Another idea is to not use the console/terminal at all and instead pop out a tcltk progress window or something?
Actually, now that I think of it, I should check how cmdstanpy does their progress bars to see if they encountered and worked around the blocks I'm experiencing. @mitzimorris whereabouts would I look for the progress bar code in the cmdstanpy source?
Edit: nevermind, I see that cmdstanpy uses tqdm. At first glance tqdm seems to have similar issues, but I'll dig a bit more.
Oh! I just discovered that the terminal emulators that don't respect the \r
character do respect the \033[F
character!
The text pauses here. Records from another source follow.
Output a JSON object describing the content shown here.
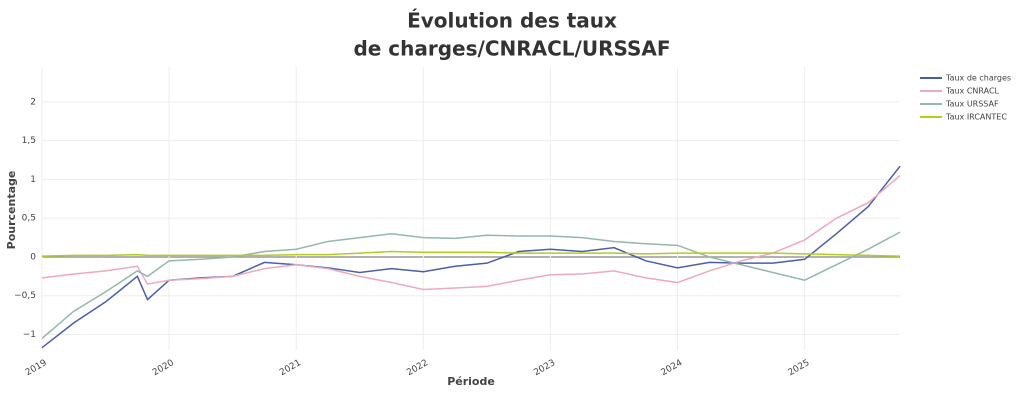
{
  "chart_data": {
    "type": "line",
    "title": [
      "Évolution des taux",
      "de charges/CNRACL/URSSAF"
    ],
    "xlabel": "Période",
    "ylabel": "Pourcentage",
    "x": [
      2019,
      2019.25,
      2019.5,
      2019.75,
      2019.83,
      2020,
      2020.25,
      2020.5,
      2020.75,
      2021,
      2021.25,
      2021.5,
      2021.75,
      2022,
      2022.25,
      2022.5,
      2022.75,
      2023,
      2023.25,
      2023.5,
      2023.75,
      2024,
      2024.25,
      2024.5,
      2024.75,
      2025,
      2025.25,
      2025.5,
      2025.75
    ],
    "series": [
      {
        "name": "Taux de charges",
        "color": "#4a5fa8",
        "values": [
          -1.17,
          -0.85,
          -0.58,
          -0.25,
          -0.55,
          -0.3,
          -0.27,
          -0.25,
          -0.07,
          -0.1,
          -0.14,
          -0.2,
          -0.15,
          -0.19,
          -0.12,
          -0.08,
          0.07,
          0.1,
          0.07,
          0.12,
          -0.05,
          -0.14,
          -0.07,
          -0.08,
          -0.08,
          -0.03,
          0.3,
          0.65,
          1.17
        ]
      },
      {
        "name": "Taux CNRACL",
        "color": "#eea9bd",
        "values": [
          -0.27,
          -0.22,
          -0.18,
          -0.12,
          -0.35,
          -0.3,
          -0.28,
          -0.25,
          -0.15,
          -0.1,
          -0.15,
          -0.25,
          -0.33,
          -0.42,
          -0.4,
          -0.38,
          -0.3,
          -0.23,
          -0.22,
          -0.18,
          -0.27,
          -0.33,
          -0.18,
          -0.05,
          0.05,
          0.22,
          0.5,
          0.7,
          1.05
        ]
      },
      {
        "name": "Taux URSSAF",
        "color": "#94b8aa",
        "values": [
          -1.05,
          -0.7,
          -0.45,
          -0.18,
          -0.25,
          -0.05,
          -0.03,
          0,
          0.07,
          0.1,
          0.2,
          0.25,
          0.3,
          0.25,
          0.24,
          0.28,
          0.27,
          0.27,
          0.25,
          0.2,
          0.17,
          0.15,
          0,
          -0.1,
          -0.2,
          -0.3,
          -0.1,
          0.1,
          0.32
        ]
      },
      {
        "name": "Taux IRCANTEC",
        "color": "#b5cc1e",
        "values": [
          0.01,
          0.02,
          0.02,
          0.03,
          0.02,
          0.02,
          0.02,
          0.02,
          0.02,
          0.03,
          0.03,
          0.05,
          0.07,
          0.06,
          0.06,
          0.06,
          0.05,
          0.05,
          0.05,
          0.05,
          0.04,
          0.05,
          0.05,
          0.05,
          0.05,
          0.04,
          0.03,
          0.02,
          0.01
        ]
      }
    ],
    "xlim": [
      2019,
      2025.75
    ],
    "xticks": [
      2019,
      2020,
      2021,
      2022,
      2023,
      2024,
      2025
    ],
    "ylim": [
      -1.2,
      2.45
    ],
    "yticks": [
      {
        "value": -1,
        "label": "−1"
      },
      {
        "value": -0.5,
        "label": "−0,5"
      },
      0,
      {
        "value": 0.5,
        "label": "0,5"
      },
      1,
      {
        "value": 1.5,
        "label": "1,5"
      },
      2
    ],
    "grid": true,
    "legend": "right"
  }
}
I'll still add a one-line option, but psyched that I don't have to abandon the nicer multi-line format.
Nice!
Belatedly getting back to this. The in-console progress is pretty much done, and I'll do a PR for that shortly, but I thought I'd get folks thoughts here (I didn't feel it necessary to create a whole new issue for this) on an idea for a subsequent PR:
Given the likely substantial proportion of the user base that is using Rstudio, I wonder if it makes sense to work on an option to use the Rstudio "jobs" feature where each chain would go in it's own job. Frankly, if I'd thought of this earlier, I wouldn't have bothered with the console progress bars as the jobs system has all sorts of nifty progress stuff built in (bars, status indicators, etc.), making for lighter code on cmdstanr's side. Using the jobs system also has the side-benefit of not blocking the rsession, permitting users to do other stuff while the chains are churning.
I like the idea of using the jobs system, but I'm not super familiar with it. From what you describe it sounds great. Any downsides you can think of?
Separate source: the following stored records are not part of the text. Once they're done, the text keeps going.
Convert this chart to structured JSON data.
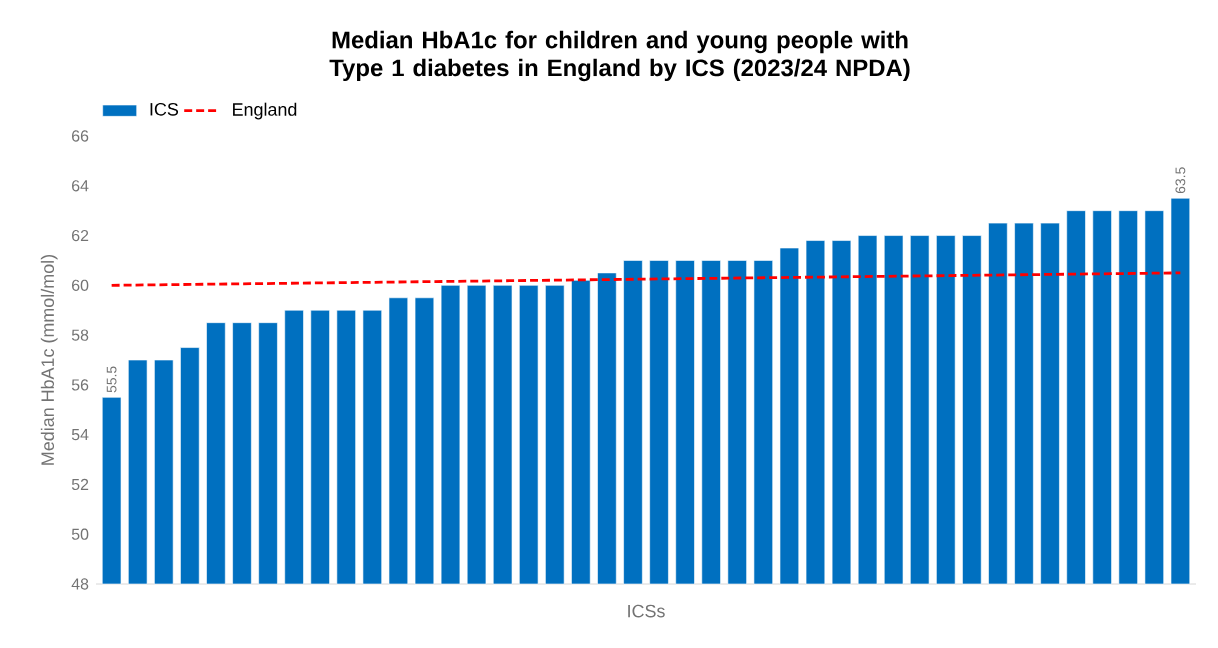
{
  "chart_data": {
    "type": "bar",
    "title": "Median HbA1c for children and young people with Type 1 diabetes in England by ICS (2023/24 NPDA)",
    "xlabel": "ICSs",
    "ylabel": "Median HbA1c (mmol/mol)",
    "categories": [
      null,
      null,
      null,
      null,
      null,
      null,
      null,
      null,
      null,
      null,
      null,
      null,
      null,
      null,
      null,
      null,
      null,
      null,
      null,
      null,
      null,
      null,
      null,
      null,
      null,
      null,
      null,
      null,
      null,
      null,
      null,
      null,
      null,
      null,
      null,
      null,
      null,
      null,
      null,
      null,
      null,
      null
    ],
    "series": [
      {
        "name": "ICS",
        "color": "#0070c0",
        "values": [
          55.5,
          57,
          57,
          57.5,
          58.5,
          58.5,
          58.5,
          59,
          59,
          59,
          59,
          59.5,
          59.5,
          60,
          60,
          60,
          60,
          60,
          60.2,
          60.5,
          61,
          61,
          61,
          61,
          61,
          61,
          61.5,
          61.8,
          61.8,
          62,
          62,
          62,
          62,
          62,
          62.5,
          62.5,
          62.5,
          63,
          63,
          63,
          63,
          63.5
        ],
        "value_labels": [
          "55.5",
          null,
          null,
          null,
          null,
          null,
          null,
          null,
          null,
          null,
          null,
          null,
          null,
          null,
          null,
          null,
          null,
          null,
          null,
          null,
          null,
          null,
          null,
          null,
          null,
          null,
          null,
          null,
          null,
          null,
          null,
          null,
          null,
          null,
          null,
          null,
          null,
          null,
          null,
          null,
          null,
          "63.5"
        ]
      },
      {
        "name": "England",
        "type": "line",
        "color": "#ff0000",
        "line_style": "dashed",
        "values": [
          60.0,
          null,
          null,
          null,
          null,
          null,
          null,
          null,
          null,
          null,
          null,
          null,
          null,
          null,
          null,
          null,
          null,
          null,
          null,
          null,
          null,
          null,
          null,
          null,
          null,
          null,
          null,
          null,
          null,
          null,
          null,
          null,
          null,
          null,
          null,
          null,
          null,
          null,
          null,
          null,
          null,
          60.5
        ]
      }
    ],
    "ylim": [
      48,
      66
    ],
    "yticks": [
      48,
      50,
      52,
      54,
      56,
      58,
      60,
      62,
      64,
      66
    ],
    "grid": false,
    "legend": "top left"
  }
}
Really simply that it's a feature that is only useful to those users using Rstudio. I'll go ahead and finish the in-console progress indicators, then tackle the jobs idea separately.
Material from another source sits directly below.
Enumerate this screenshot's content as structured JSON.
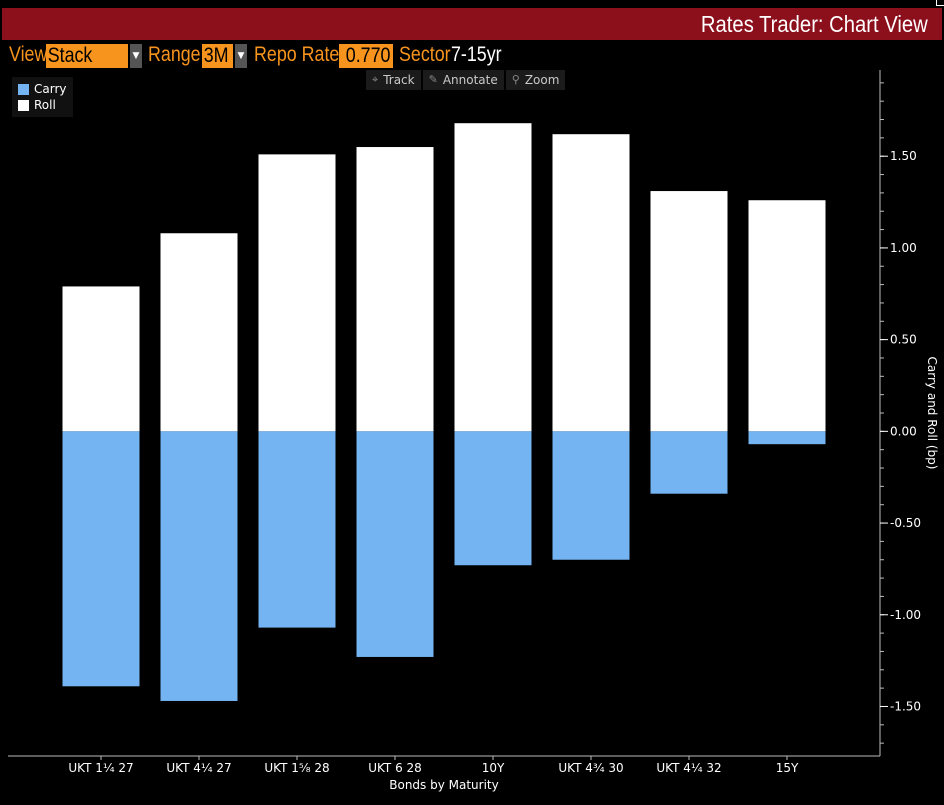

Oh! I just realized a pretty important downside to using rstudio jobs; there would either be only one progress bar or potentially lots of overhead associated with multiple rsesions each watching for output from independent runs. Do we have a sense as to how much compute time mod$sample()
consumes from watching the output of processx::run()
? Is it a "output triggers computation" thing, or does it have to constantly check in for new output?
Yeah we do need to check regularly for new output. Inside a while loop we have
https://github.com/stan-dev/cmdstanr/blob/962e7c1dcd2b779f75d36ea2ed35f5e2fcc639b5/R/run.R#L274-L275
where procs$poll
calls processx::poll
(https://processx.r-lib.org/reference/poll.html)
So I'm reconsidering this consequent to @mitzimorris' reasonable reminders that it is valuable to keep cmdstanr light. That is, since the approach to progress bars I've been implementing simply looks at output that is otherwise already printed, it would be possible for me to move said bars into an entirely different package. A con to doing the bars in a separate package is that then there would be some extra overhead from two levels of checking the cmdstan outputs rather than one. Thoughts?
Yeah good point, I guess that could certainly go in a separate package that cmdstanr can suggest. That would be fine by me.
A con to doing the bars in a separate package is that then there would be some extra overhead from two levels of checking the cmdstan outputs rather than one.
If it's possible to evaluate and document what the cost roughly is (which should be doable) then I think it's OK. For most users it would probably still be worth using the progress bar even with a bit of extra overhead, but if the extra little bit of speed really matters for someone then they can just not use the progress bar.
After thinking on this, it'll also be frankly easier on my end in a few respects too. What I think I'll do is revamp my ezStan package to use cmdstanr rather than rstan. I'll post back here when the conversion is done and folks can start using it.
Cool, thanks Mike!
CmdStanPy has a nice progress bar that we can implement in R too.
We are currently using
processx::run(..., echo=TRUE)
so that the R user sees the output directly from CmdStan, but processx provides a lot more control than that and it looks like it has what we’d need behind the scenes for a progress bar even for chains in parallel.